Alla campagna “Non aver paura. Apriti agli altri apri ai diritti”. Abbiamo fatto anche uno spot televisivo con Francesca Reggiani e Lello Arena per dimostrare che il razzismo si basa sul pregiudizio. Per quanto riguarda la stampa, noi come Unhcr abbiamo promosso la Carta di Roma, un protocollo deontologico che adesso fa parte dei corsi di formazione per giornalisti.
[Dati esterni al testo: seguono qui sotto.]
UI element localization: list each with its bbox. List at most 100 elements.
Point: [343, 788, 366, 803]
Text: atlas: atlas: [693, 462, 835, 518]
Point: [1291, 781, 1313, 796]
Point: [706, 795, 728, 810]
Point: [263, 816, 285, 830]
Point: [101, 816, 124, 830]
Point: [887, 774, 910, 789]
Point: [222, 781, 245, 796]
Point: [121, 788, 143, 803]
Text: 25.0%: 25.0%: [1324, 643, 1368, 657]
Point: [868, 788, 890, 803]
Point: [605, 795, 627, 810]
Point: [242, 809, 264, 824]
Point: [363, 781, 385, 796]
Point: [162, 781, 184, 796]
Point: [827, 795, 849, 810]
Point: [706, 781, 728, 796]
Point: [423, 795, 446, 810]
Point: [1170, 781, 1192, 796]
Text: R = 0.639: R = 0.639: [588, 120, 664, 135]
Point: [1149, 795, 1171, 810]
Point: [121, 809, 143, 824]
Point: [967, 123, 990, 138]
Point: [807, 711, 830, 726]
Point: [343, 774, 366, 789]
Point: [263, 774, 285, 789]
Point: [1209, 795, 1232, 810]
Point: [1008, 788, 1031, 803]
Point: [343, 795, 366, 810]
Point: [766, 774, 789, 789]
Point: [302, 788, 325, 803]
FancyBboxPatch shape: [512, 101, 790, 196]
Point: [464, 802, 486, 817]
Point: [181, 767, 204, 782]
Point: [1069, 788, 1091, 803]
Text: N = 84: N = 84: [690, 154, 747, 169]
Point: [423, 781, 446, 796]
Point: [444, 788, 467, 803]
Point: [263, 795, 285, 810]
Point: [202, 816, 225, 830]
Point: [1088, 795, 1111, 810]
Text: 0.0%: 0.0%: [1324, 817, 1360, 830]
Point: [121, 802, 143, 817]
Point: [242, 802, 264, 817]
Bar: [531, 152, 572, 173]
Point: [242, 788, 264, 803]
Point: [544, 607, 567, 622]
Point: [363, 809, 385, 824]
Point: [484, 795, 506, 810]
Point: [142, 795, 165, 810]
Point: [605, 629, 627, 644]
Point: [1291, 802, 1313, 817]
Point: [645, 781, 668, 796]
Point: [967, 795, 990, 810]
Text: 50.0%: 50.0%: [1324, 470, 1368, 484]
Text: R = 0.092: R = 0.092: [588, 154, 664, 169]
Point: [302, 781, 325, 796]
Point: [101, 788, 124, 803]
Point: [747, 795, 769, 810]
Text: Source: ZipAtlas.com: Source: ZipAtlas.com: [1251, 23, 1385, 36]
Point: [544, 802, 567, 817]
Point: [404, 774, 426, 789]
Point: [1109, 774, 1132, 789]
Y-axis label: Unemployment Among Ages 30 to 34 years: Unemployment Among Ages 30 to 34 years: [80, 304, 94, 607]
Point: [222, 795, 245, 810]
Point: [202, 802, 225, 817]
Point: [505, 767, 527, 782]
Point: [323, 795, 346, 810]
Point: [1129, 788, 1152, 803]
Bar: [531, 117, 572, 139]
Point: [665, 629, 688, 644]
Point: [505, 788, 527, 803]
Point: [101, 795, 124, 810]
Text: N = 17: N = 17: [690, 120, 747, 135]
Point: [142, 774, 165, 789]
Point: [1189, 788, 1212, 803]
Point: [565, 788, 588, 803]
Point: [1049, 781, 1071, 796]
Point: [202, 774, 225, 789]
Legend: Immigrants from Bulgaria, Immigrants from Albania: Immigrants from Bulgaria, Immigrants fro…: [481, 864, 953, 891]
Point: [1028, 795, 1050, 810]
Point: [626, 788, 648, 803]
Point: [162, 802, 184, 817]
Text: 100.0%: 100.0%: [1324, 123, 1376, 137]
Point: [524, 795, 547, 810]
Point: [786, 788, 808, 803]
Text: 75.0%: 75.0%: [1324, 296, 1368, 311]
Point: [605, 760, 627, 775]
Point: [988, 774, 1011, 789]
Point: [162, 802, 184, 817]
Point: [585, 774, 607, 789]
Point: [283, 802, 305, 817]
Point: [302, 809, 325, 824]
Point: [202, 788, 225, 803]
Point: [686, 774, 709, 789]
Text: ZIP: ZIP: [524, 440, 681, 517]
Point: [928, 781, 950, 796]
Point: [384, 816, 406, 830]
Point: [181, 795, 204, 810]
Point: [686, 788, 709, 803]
Abbiamo così voluto mettere a disposizione dei giornalisti delle linee guida su come fare informazione senza alimentare pregiudizi e odio.

La Carta di Roma di che anno è?

E’ stata firmata sia dal Consiglio nazionale dell’ordine, sia dalla Federazione Nazionale Stampa Italiana nel 2008, dunque da quest’anno è materia d’esame.

L’ultimo viaggio che ha fatto per lavoro?

Sono stata a Rosarno, e negli stessi giorni sono stata a Riace e Caulonia, a 60 chilometri da Rosarno, dove c’è l’altra faccia della Calabria. A Riace e Caulonia sono arrivati 178 palestinesi che abitavano nella terra di nessuno tra la Syria e l’Iraq, quindi iracheno-palestinesi, e l’Italia, sollecitata da noi, ha aderito ad un programma di reinsediamento di questi rifugiati. Reinsediamento significa prendere delle quote di rifugiati che sono già in un paese dove però non possono essere integrati, e portarli legalmente in un altro paese. Paesi come Stati Uniti, Canada, Finlandia, Norvegia, Germania, prendono parte da anni a questi programmi, mentre per l’Italia si tratta di un progetto pilota. E speriamo che sia l’inizio dell’adesione.

Le è capitato di trovarsi in situazioni di pericolo?

Sì, in alcuni frangenti è capitato, e a volte neppure ci si accorge di essere in pericolo. Sicuramente in Kosovo nel 1998 poteva succedere il peggio: stavamo portando un convoglio in una zona controllata dall’Uck. Le milizie dell’Uck ci bloccarono e ci tennero sotto l’acqua con le mani alzate per un paio d’ore. E non fu una cosa molto piacevole per me e gli altri due colleghi.

Quando è in viaggio, le piace scattare fotografie, ascoltare musica?

Sì, mi piace fare fotografie e parlare con le persone. Questa è la cosa che mi piace di più, per stabilire un rapporto diretto con le persone. La musica non la ascolto perché altrimenti mi estraneo e non parlo con le persone.

Dove ama passare le vacanze?

Mi piace andare nelle Marche, dove ci sono ancora i miei genitori, i miei ex compagni di liceo con i quali ho mantenuto un legame.

Che ne pensa del Nobel per la Pace ad Obama?

Mah, nell’ottica dell’incoraggiamento ci sta tutto. Credo che abbiano pensato di responsabilizzarlo, di fare in modo che la sua azione sia mirata alla pace. E’ vero però che ci sono tante persone che praticano ogni giorno il rispetto dei diritti e della pace senza visibilità.